No seu projeto chamado « The Vulnérabilité Series », criado em 2017, Abdalla Al Omari, refugiado sírio, imaginou os dirigentes das grandes potências mundiais no lugar dos deslocados. Agora baseado em Bruxelas, o artista queria lembrar-nos que somos todos seres humanos vulneráveis. Aqui, o ex-presidente da República norte-americano Donald Trump.
O texto a seguir é tirado do livre Aquelas que esperam (2010), escrito por Fatou Diome. Aqui, a autora francesa e senegalese fala primeiramente de Coumbia, moça (e recentemente mãe) que está a espera já desde vários anos o seu marido, Issa, que tentou a viajem para a Europa. Ela escreve o destino de toda uma geração que, tal como Issa e Coumbia, originários de uma ilha senegalese, crescerem no balanço entre empregos ancestrais em declínio ou desprezados, e um sistema educativo deficiente e sem perspectiva.
[Coumba] tinha estudado até o segundo grau, Issa também. Eles eram dessas crianças deixadas de lado pela escola, depois de ter fracasso no [final do segundo grau]. […] Eles eram dessas crianças desviadas da vida agrícola e demais mal ferramentadas para esperar ter um destino de burocrata. Não vendo nenhum caminho podendo os conduzir num futuro tranquilizador, os rapazes jogam-se no Atlântico, correm na Europa […]. As raparigas, elas, agarram-se a esses loucos do exílio que as conduzem numa deriva onde a utopia serve de base aos sentimentos. A escolaridade acorda as meninas e alimenta nelas outras aspirações. Horrorizadas pela desastrosa condição da sua mãe, elas imaginam a sua salvação com alguém que ousa a aventura [...].
Nesse segundo extrato, Fatou Diome volta sobre as causas do declínio da pescaria na pequena ilha onde acontece a história do livro, a partir do caso de Abdou, um comerciante que tem uma loja. Ela lembra em primeiro lugar que Abdou, « filho de pescador » para quem « o mar foi [a] única escola », « alimentado de cereais e de peixes frescos », substituiu o pai dele na liderança da « frota familiar », detalhando: « Fala-se que aos pobres, ainda permanecem os presentes da natureza. Mas o Atlântico foi tão generoso que os insulares sentem-se abençoados pelos deuses. [...] Mesmo quando a pegada era boa, eles guardavam a felicidade tranquila dos que sabem que a sua família é bem alimentada. »

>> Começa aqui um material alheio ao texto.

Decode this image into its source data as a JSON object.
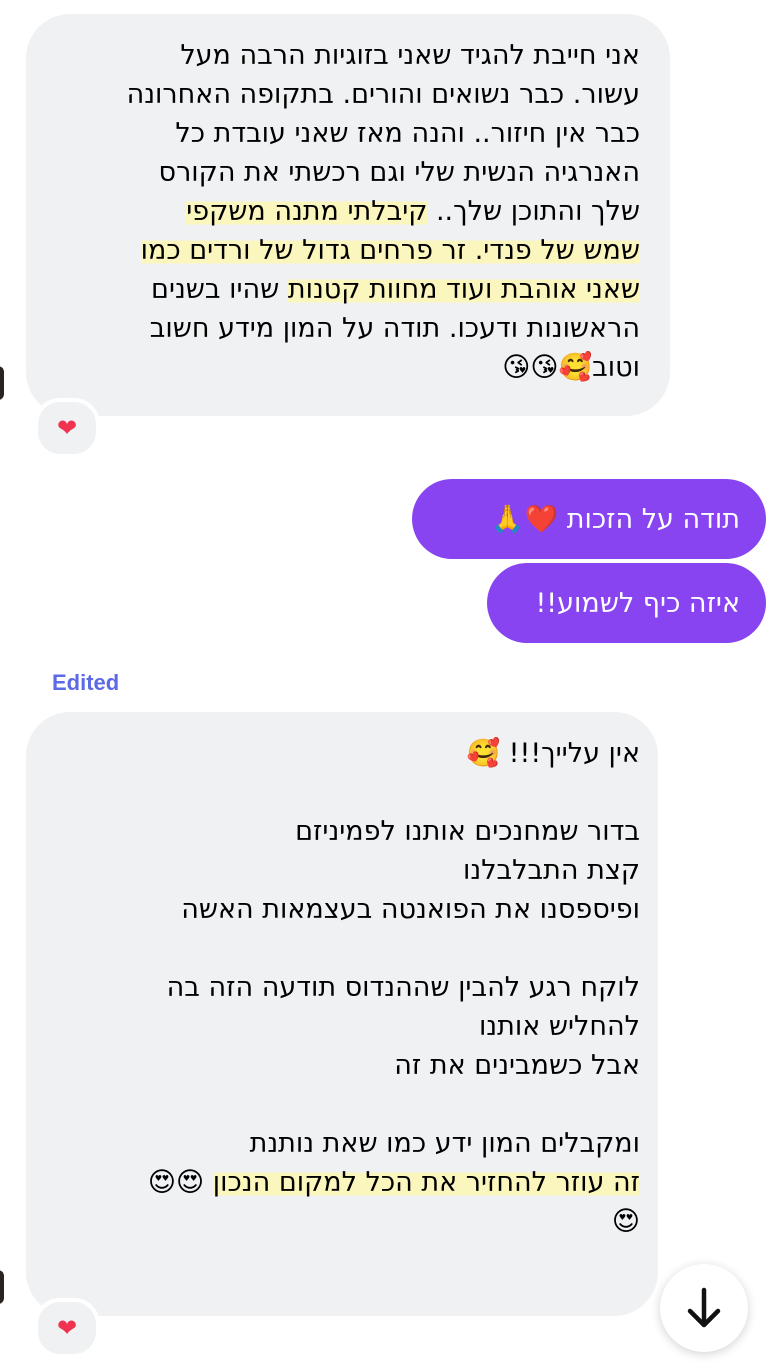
{
  "thread": {
    "msg1": {
      "lines": [
        {
          "parts": [
            {
              "t": "אני חייבת להגיד שאני בזוגיות הרבה מעל",
              "h": false
            }
          ]
        },
        {
          "parts": [
            {
              "t": "עשור. כבר נשואים והורים. בתקופה האחרונה",
              "h": false
            }
          ]
        },
        {
          "parts": [
            {
              "t": "כבר אין חיזור.. והנה מאז שאני עובדת כל",
              "h": false
            }
          ]
        },
        {
          "parts": [
            {
              "t": "האנרגיה הנשית שלי וגם רכשתי את הקורס",
              "h": false
            }
          ]
        },
        {
          "parts": [
            {
              "t": "שלך והתוכן שלך.. ",
              "h": false
            },
            {
              "t": "קיבלתי מתנה משקפי",
              "h": true
            }
          ]
        },
        {
          "parts": [
            {
              "t": "שמש של פנדי. זר פרחים גדול של ורדים כמו",
              "h": true
            }
          ]
        },
        {
          "parts": [
            {
              "t": "שאני אוהבת ועוד מחוות קטנות",
              "h": true
            },
            {
              "t": " שהיו בשנים",
              "h": false
            }
          ]
        },
        {
          "parts": [
            {
              "t": "הראשונות ודעכו. תודה על המון מידע חשוב",
              "h": false
            }
          ]
        },
        {
          "parts": [
            {
              "t": "וטוב🥰😘😘",
              "h": false
            }
          ]
        }
      ],
      "reaction": "❤"
    },
    "out1": "תודה על הזכות ❤️🙏",
    "out2": "איזה כיף לשמוע!!",
    "edited_label": "Edited",
    "msg2": {
      "lines": [
        {
          "parts": [
            {
              "t": "אין עלייך!!! 🥰",
              "h": false
            }
          ]
        },
        {
          "parts": [
            {
              "t": "",
              "h": false
            }
          ]
        },
        {
          "parts": [
            {
              "t": "בדור שמחנכים אותנו לפמיניזם",
              "h": false
            }
          ]
        },
        {
          "parts": [
            {
              "t": "קצת התבלבלנו",
              "h": false
            }
          ]
        },
        {
          "parts": [
            {
              "t": "ופיספסנו את הפואנטה בעצמאות האשה",
              "h": false
            }
          ]
        },
        {
          "parts": [
            {
              "t": "",
              "h": false
            }
          ]
        },
        {
          "parts": [
            {
              "t": "לוקח רגע להבין שההנדוס תודעה הזה בה",
              "h": false
            }
          ]
        },
        {
          "parts": [
            {
              "t": "להחליש אותנו",
              "h": false
            }
          ]
        },
        {
          "parts": [
            {
              "t": "אבל כשמבינים את זה",
              "h": false
            }
          ]
        },
        {
          "parts": [
            {
              "t": "",
              "h": false
            }
          ]
        },
        {
          "parts": [
            {
              "t": "ומקבלים המון ידע כמו שאת נותנת",
              "h": false
            }
          ]
        },
        {
          "parts": [
            {
              "t": "זה עוזר להחזיר את הכל למקום הנכון",
              "h": true
            },
            {
              "t": " 😍😍",
              "h": false
            }
          ]
        },
        {
          "parts": [
            {
              "t": "😍",
              "h": false
            }
          ]
        }
      ],
      "reaction": "❤"
    },
    "scroll_icon": "arrow-down-icon"
  }
}
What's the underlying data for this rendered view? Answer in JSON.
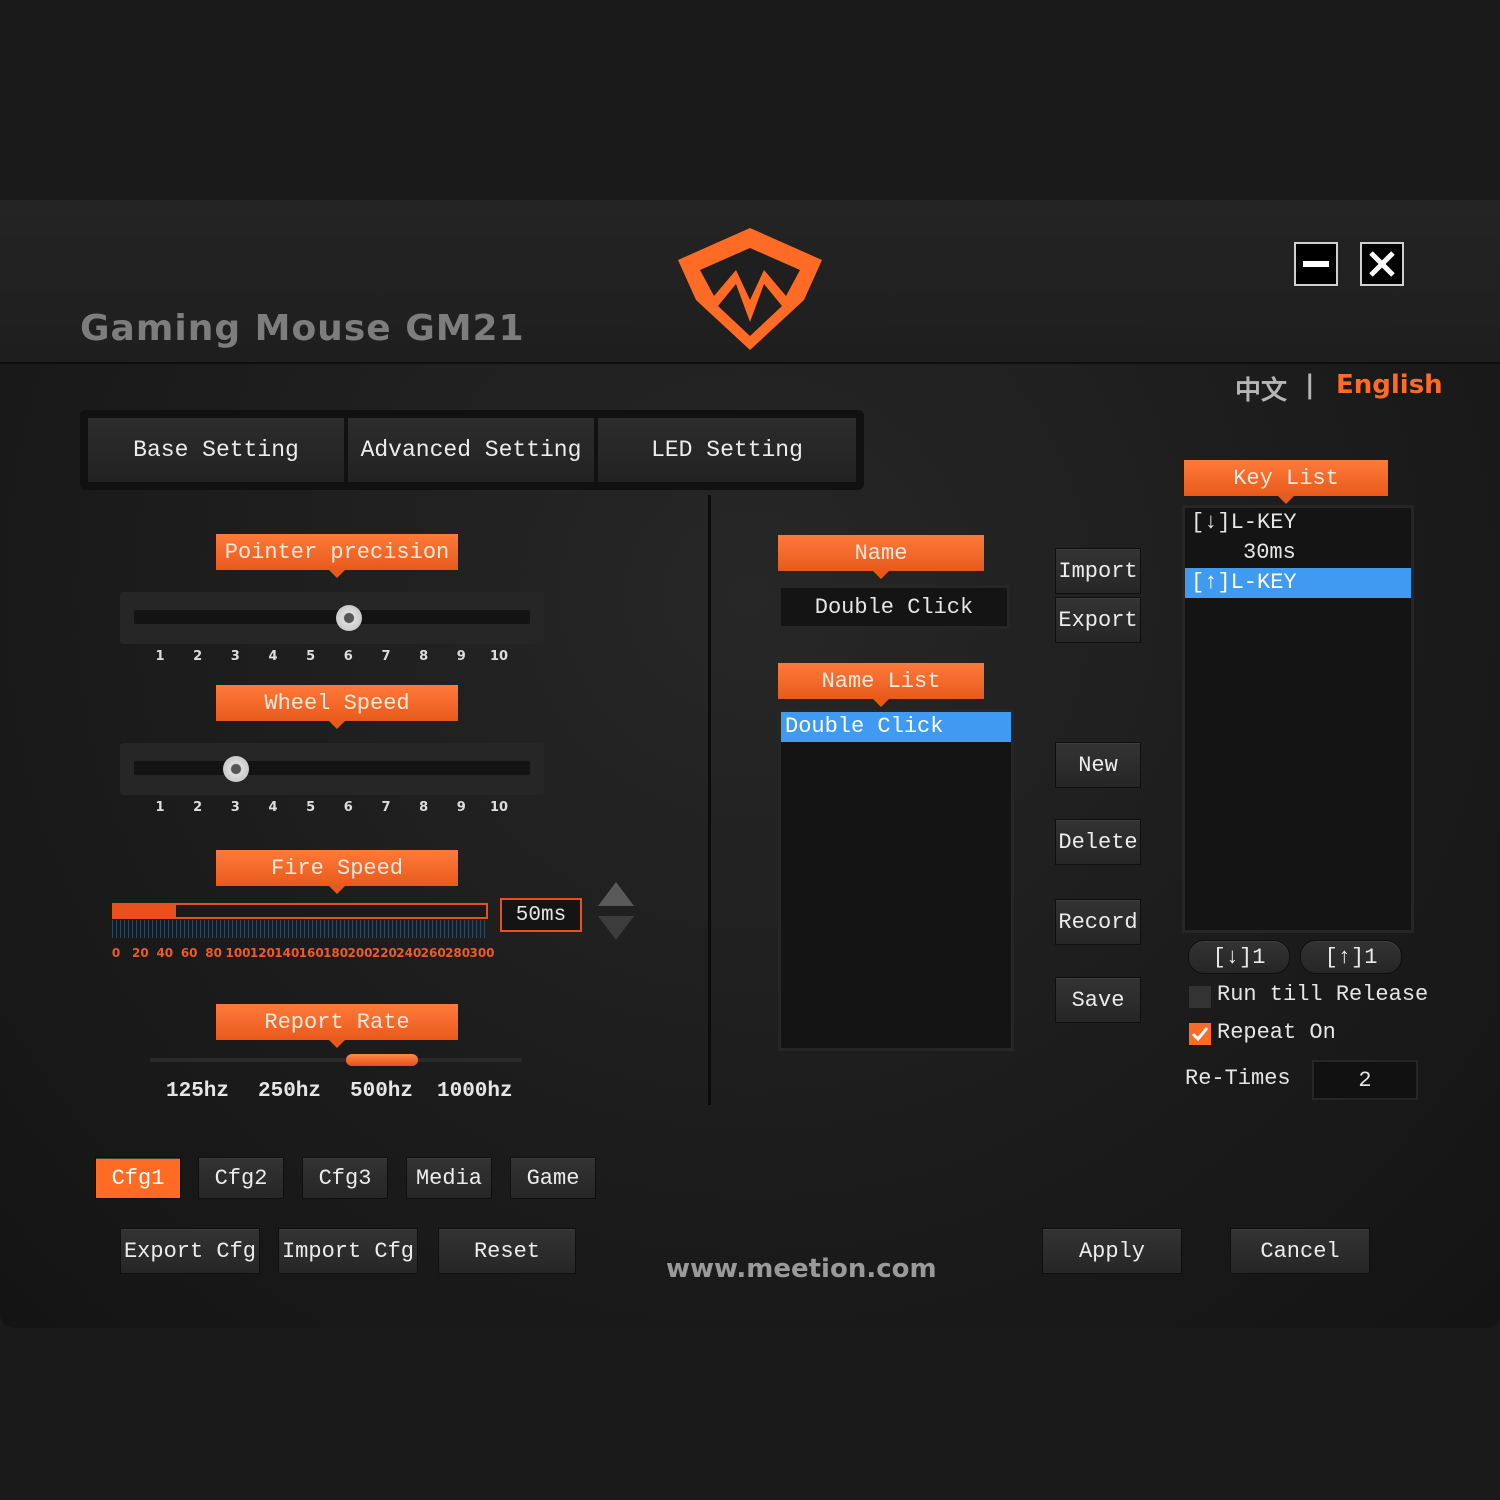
{
  "window": {
    "title": "Gaming Mouse GM21",
    "minimize_icon": "minimize-icon",
    "close_icon": "close-icon",
    "brand_color": "#ff6a24"
  },
  "language": {
    "chinese": "中文",
    "separator": "|",
    "english": "English"
  },
  "tabs": [
    "Base Setting",
    "Advanced Setting",
    "LED Setting"
  ],
  "left": {
    "pointer_precision": {
      "label": "Pointer precision",
      "ticks": [
        "1",
        "2",
        "3",
        "4",
        "5",
        "6",
        "7",
        "8",
        "9",
        "10"
      ],
      "value": 6
    },
    "wheel_speed": {
      "label": "Wheel Speed",
      "ticks": [
        "1",
        "2",
        "3",
        "4",
        "5",
        "6",
        "7",
        "8",
        "9",
        "10"
      ],
      "value": 3
    },
    "fire_speed": {
      "label": "Fire Speed",
      "value": "50ms",
      "ticks": [
        "0",
        "20",
        "40",
        "60",
        "80",
        "100",
        "120",
        "140",
        "160",
        "180",
        "200",
        "220",
        "240",
        "260",
        "280",
        "300"
      ]
    },
    "report_rate": {
      "label": "Report Rate",
      "options": [
        "125hz",
        "250hz",
        "500hz",
        "1000hz"
      ],
      "selected": "500hz"
    }
  },
  "macro": {
    "name_label": "Name",
    "name_value": "Double Click",
    "name_list_label": "Name List",
    "name_list": [
      "Double Click"
    ],
    "buttons": {
      "import": "Import",
      "export": "Export",
      "new": "New",
      "delete": "Delete",
      "record": "Record",
      "save": "Save"
    }
  },
  "key_list": {
    "label": "Key List",
    "items": [
      "[↓]L-KEY",
      "30ms",
      "[↑]L-KEY"
    ],
    "down_button": "[↓]1",
    "up_button": "[↑]1",
    "run_till_release": "Run till Release",
    "repeat_on": "Repeat On",
    "re_times_label": "Re-Times",
    "re_times_value": "2"
  },
  "configs": [
    "Cfg1",
    "Cfg2",
    "Cfg3",
    "Media",
    "Game"
  ],
  "footer": {
    "export_cfg": "Export Cfg",
    "import_cfg": "Import Cfg",
    "reset": "Reset",
    "website": "www.meetion.com",
    "apply": "Apply",
    "cancel": "Cancel"
  }
}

Essa serenidade foi perturbada, e destruida, quando os arrastões ocidentais exploraram os recursos pesqueiros locais. As sardinhas que as crianças grelhavam cantando acabaram nas latas vendidas nos supermercados dos países ricos. Abdou, o capitão, tinha pressentido o problema: as suas pegadas reduziam-se, as suas finanças colapsavam. Em toda a costa senegalese, os pescadores voltaram com canoas cada vez menos enchidas. Douradas e espadartes, que esperavam as suas esposas, eram ajuntados pelos barcos europeus para papilas mais ricas. E enquanto as populações do Norte enchiam-se, a escassez instalava-se no Sul.